Кажется, если бы она вскочила на ноги от возмущения, то задала бы мне трепку, как непослушному щенку, который сделал лужу на ковре, а ведь ему столько раз говорили, что надо проситься на улицу.
– И чего только они не натворят! Что ж… Но потом не жалуйся. Когда пойдешь обратно…
– Но я не пойду обратно!
– Когда пойдешь обратно, – с нажимом повторила женщина и нетерпеливо тряхнула головой, – пообещай мне одну вещь.
Глаза ее зажглись каким-то недобрым огоньком. Мне бы насторожиться, но я уже так сильно устала, что мне сделалось все равно.
– Да пожалуйста!
– Отдашь то, чего у тебя нет!
– Как можно отдать то, чего нет? – раздосадовано удивилась я.
Но загадочная хозяйка Гедамболы лишь продолжала молча разглядывать меня своими глубокими синими глазами.

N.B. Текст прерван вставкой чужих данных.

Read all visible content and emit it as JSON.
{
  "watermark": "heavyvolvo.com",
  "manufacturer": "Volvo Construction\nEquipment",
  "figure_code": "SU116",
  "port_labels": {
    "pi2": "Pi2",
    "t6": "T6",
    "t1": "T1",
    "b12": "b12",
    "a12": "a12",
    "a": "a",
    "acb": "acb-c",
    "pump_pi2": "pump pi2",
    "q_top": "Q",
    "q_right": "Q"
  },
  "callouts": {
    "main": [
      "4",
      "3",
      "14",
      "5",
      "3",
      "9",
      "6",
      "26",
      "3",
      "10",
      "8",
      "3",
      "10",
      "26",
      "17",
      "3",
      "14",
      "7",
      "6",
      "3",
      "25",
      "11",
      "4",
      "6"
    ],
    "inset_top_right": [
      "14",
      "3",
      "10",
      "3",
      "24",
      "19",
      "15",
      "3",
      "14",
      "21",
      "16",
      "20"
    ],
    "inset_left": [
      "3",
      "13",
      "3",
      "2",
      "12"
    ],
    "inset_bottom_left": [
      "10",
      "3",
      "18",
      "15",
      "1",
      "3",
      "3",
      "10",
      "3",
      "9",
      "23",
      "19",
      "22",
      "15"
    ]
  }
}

Можно было сказать, что ее взгляд был полон сочувствия. Или снисхождения. Я увидела там и великую, древнюю, как мир, печаль. Наверное, я разочаровала ее. Что ж. Если бы я была старше, я бы сказала, что так поступают все дети. Но тогда я этого не знала.
Поэтому очень быстро согласилась. Слишком быстро. Мне ничего не было жалко у себя за спиной. Я только мысленно попросила у отца прощения. Да и то, кажется, не черезчур усердствовала. Я ведь его и не знала почти. Даже не очень точно представляла, как он выглядит.

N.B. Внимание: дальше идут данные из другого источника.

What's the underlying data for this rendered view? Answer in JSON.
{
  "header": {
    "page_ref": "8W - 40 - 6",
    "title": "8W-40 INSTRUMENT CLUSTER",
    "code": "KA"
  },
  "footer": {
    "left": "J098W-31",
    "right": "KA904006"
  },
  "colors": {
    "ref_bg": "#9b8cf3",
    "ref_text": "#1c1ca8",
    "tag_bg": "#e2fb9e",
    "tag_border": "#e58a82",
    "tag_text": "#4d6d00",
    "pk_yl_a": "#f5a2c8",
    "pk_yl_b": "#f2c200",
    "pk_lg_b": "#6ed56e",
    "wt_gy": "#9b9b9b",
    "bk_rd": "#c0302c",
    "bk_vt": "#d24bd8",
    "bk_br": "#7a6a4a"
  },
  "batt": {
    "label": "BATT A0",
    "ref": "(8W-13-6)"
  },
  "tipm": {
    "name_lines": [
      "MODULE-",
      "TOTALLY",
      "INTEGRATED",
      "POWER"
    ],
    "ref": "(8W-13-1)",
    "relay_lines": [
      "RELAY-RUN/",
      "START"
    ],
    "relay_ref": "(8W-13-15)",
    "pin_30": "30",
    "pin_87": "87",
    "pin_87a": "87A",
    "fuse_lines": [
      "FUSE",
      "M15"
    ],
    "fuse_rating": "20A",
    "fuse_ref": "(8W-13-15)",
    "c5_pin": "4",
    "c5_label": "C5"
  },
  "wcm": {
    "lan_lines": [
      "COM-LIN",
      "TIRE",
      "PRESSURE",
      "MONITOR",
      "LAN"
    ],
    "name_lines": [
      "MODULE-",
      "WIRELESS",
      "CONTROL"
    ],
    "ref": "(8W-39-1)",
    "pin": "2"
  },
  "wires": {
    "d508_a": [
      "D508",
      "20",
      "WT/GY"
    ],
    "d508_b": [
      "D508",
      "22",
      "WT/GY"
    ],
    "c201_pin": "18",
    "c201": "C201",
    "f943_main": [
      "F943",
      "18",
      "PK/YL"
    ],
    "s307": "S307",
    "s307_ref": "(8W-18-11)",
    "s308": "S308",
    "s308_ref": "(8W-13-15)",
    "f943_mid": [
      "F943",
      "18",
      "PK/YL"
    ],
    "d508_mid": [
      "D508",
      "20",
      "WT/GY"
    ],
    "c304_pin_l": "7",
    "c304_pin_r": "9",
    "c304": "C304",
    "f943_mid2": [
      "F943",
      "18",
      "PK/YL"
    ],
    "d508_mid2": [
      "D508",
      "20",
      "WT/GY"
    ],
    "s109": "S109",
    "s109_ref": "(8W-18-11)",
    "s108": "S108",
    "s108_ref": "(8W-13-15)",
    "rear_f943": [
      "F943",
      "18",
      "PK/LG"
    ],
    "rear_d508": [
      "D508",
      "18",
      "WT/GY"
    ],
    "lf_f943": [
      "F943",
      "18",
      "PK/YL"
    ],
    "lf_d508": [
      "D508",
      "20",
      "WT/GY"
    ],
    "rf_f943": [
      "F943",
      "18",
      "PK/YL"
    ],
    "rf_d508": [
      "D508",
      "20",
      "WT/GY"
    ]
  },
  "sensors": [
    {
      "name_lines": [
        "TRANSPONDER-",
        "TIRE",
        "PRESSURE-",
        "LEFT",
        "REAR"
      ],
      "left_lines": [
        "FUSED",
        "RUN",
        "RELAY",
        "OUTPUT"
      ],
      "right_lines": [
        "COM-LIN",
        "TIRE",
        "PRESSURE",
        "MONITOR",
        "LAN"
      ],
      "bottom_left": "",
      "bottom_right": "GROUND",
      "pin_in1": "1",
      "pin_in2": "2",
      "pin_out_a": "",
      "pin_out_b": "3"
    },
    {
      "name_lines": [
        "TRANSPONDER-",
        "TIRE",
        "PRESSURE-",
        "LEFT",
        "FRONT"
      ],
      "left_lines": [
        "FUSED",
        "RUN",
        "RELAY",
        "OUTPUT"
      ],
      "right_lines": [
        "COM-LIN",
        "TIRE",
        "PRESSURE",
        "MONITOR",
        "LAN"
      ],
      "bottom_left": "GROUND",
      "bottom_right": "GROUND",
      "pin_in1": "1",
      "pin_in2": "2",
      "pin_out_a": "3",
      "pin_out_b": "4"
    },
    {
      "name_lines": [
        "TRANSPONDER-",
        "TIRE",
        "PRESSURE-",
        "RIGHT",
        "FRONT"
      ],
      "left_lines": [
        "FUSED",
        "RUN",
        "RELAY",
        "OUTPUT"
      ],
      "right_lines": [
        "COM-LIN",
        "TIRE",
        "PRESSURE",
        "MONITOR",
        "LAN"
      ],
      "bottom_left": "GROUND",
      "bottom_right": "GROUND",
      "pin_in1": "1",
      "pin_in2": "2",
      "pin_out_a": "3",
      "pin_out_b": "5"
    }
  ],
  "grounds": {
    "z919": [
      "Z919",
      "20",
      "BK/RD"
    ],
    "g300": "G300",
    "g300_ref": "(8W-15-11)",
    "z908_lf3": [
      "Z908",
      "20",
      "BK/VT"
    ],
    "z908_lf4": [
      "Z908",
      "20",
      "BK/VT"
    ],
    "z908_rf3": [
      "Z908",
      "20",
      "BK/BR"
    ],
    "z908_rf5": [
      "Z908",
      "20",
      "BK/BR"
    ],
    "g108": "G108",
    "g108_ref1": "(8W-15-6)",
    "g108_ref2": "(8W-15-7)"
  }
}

Ветер развернул меня лицом к морю. Его суровое дыхание было тяжелым и недобрым, ресницы покрыл иней. Кончики пальцев стало покалывать.
Вскоре я ощутила сильный толчок в спину. И покатилась с горы, будто мячик. Катилась и катилась кубарем по воздуху – понятно, хозяйка не собиралась особенно-то со мной нянчиться. Не хотела быть ласковой. С какой стати? Я же тоже, можно сказать, ее блудная дочь. Удираю из дома и все такое. Сама не ведая как, я пролетела сосновый бор у подножия горы и, опасно лавируя между янтарными стволами, скатилась с холма. Наконец-то сугроб.

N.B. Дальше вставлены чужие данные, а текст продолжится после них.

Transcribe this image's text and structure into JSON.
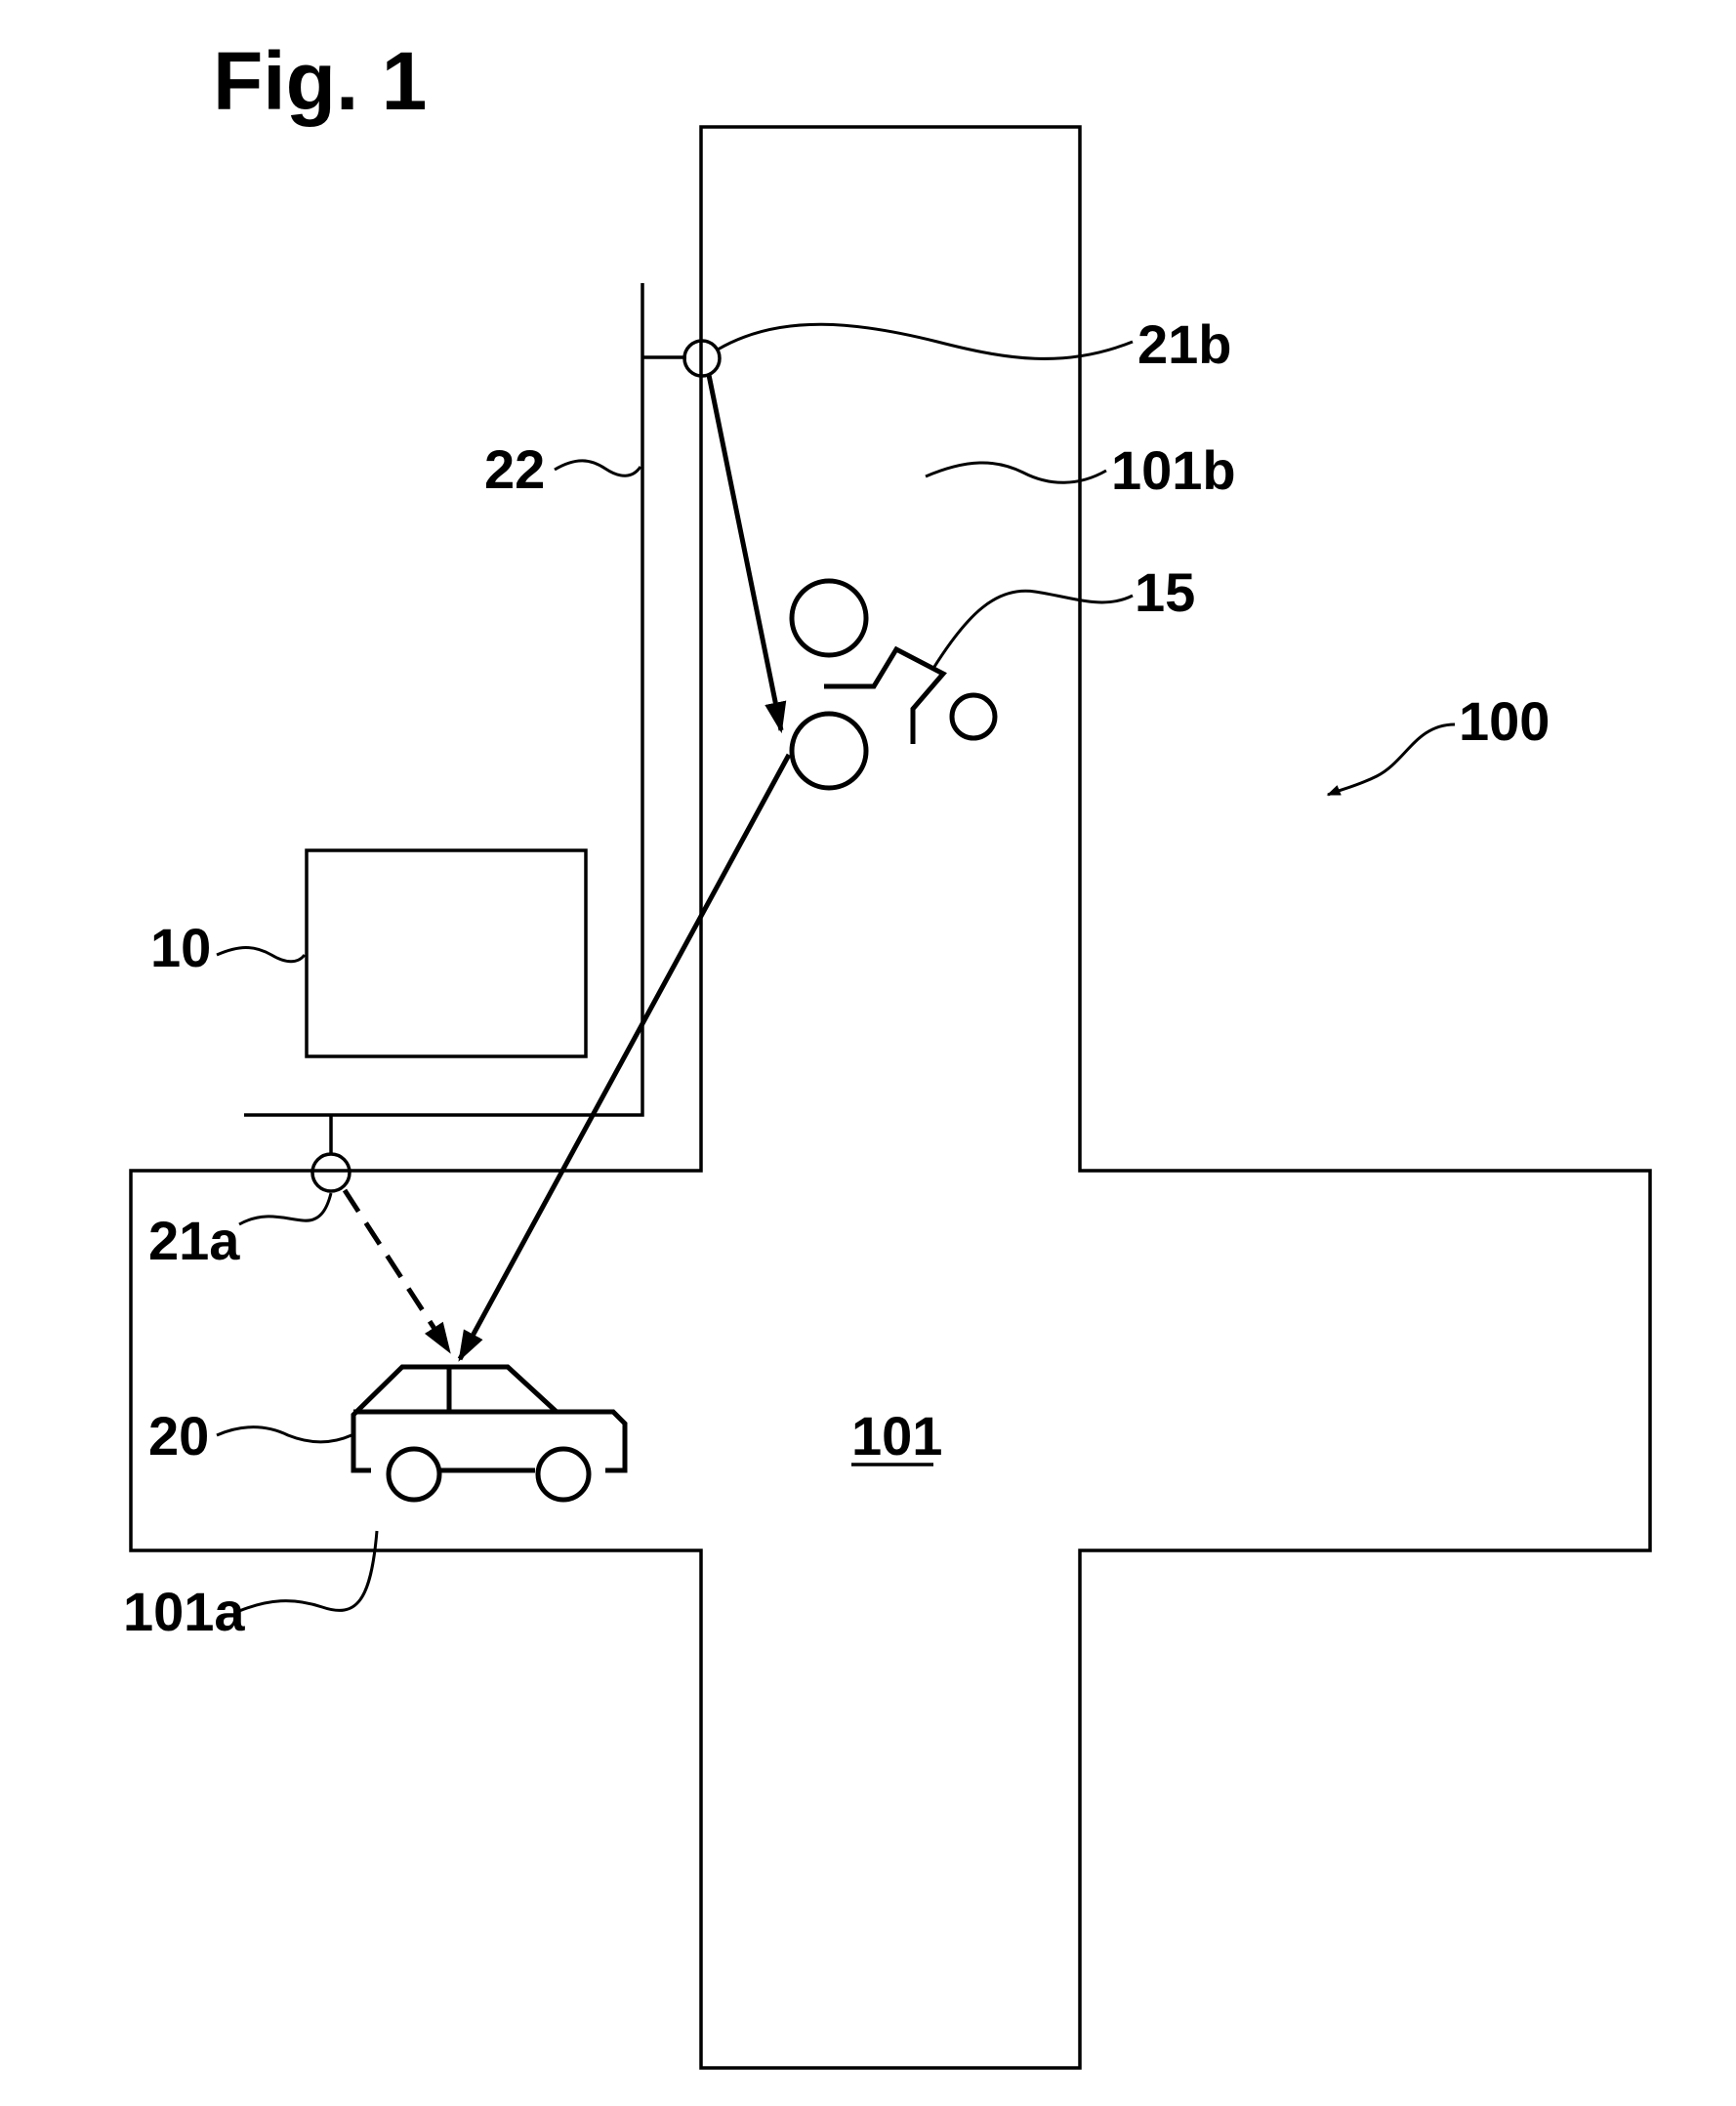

Отплевываясь от снега, принялась осматриваться. Куда бы я ни попала, ясно одно – это зима. И вот что она такое – лед, холод, белизна. Кажется, я ударилась о камень. Голова немного кружилась. Еще мне показалось, что неподалеку в пролеске грузно осела на ветку большая серая сова – будто гору грязного тряпья швырнули с балкона.
Воздух был светлым, уже совсем расцвело. Огни поселка на берегу моря, у подножья горы, теперь сияли совсем близко. Я уже различала отдельные дома, в них окна, а в окнах яркий теплый свет. Кое-где он резко гас, словно задували огонь. Занималось утро. Возле домов в землю были врыты столбы. Я услышала отголоски людской речи, незнакомый шум, кто-то смеялся, кто-то кричал. Я заплакала. Мои руки совсем заледенели. В заплечный мешок набился снег. Я проползла немного, чтобы подняться, попыталась встать. И потерла сознание.
«Как барсук на свадьбе рыбака»
Итак, в моей заплечной сумке, кроме снега, за гору перевалили одеяло, детская книжка с картинками и запасные шерстяные носки. А также «Дети Гедамболы» и «Этикет Гедамболы». Я взяла эти две книги на всякий случай. Мало ли кто мог мне встретиться на пути? Ведь там были записаны имена всех знатных семей. Вдруг родственничек подвернется? Объяснит чего? Но, перелистывая, на страницах я встречала только незнакомую череду ничего не значащих слов. Наверняка, повествование заканчивалось задолго до рождения моих родителей, она была старая, хотя читали ее явно нечасто. Быть может, моя недобрая бабушка использовала ее, когда делала вышивку? Запомнить имена было невозможно. Ни одно из них ничего мне не говорило. Я надеялась, что с помощью этой книги смогу рассказать, кто я, если понадобится. Но сейчас я уже ни в чем не была уверена, честно сказать. Кто я? Как меня зовут на самом деле? Жужа? Это правда мое настоящее имя?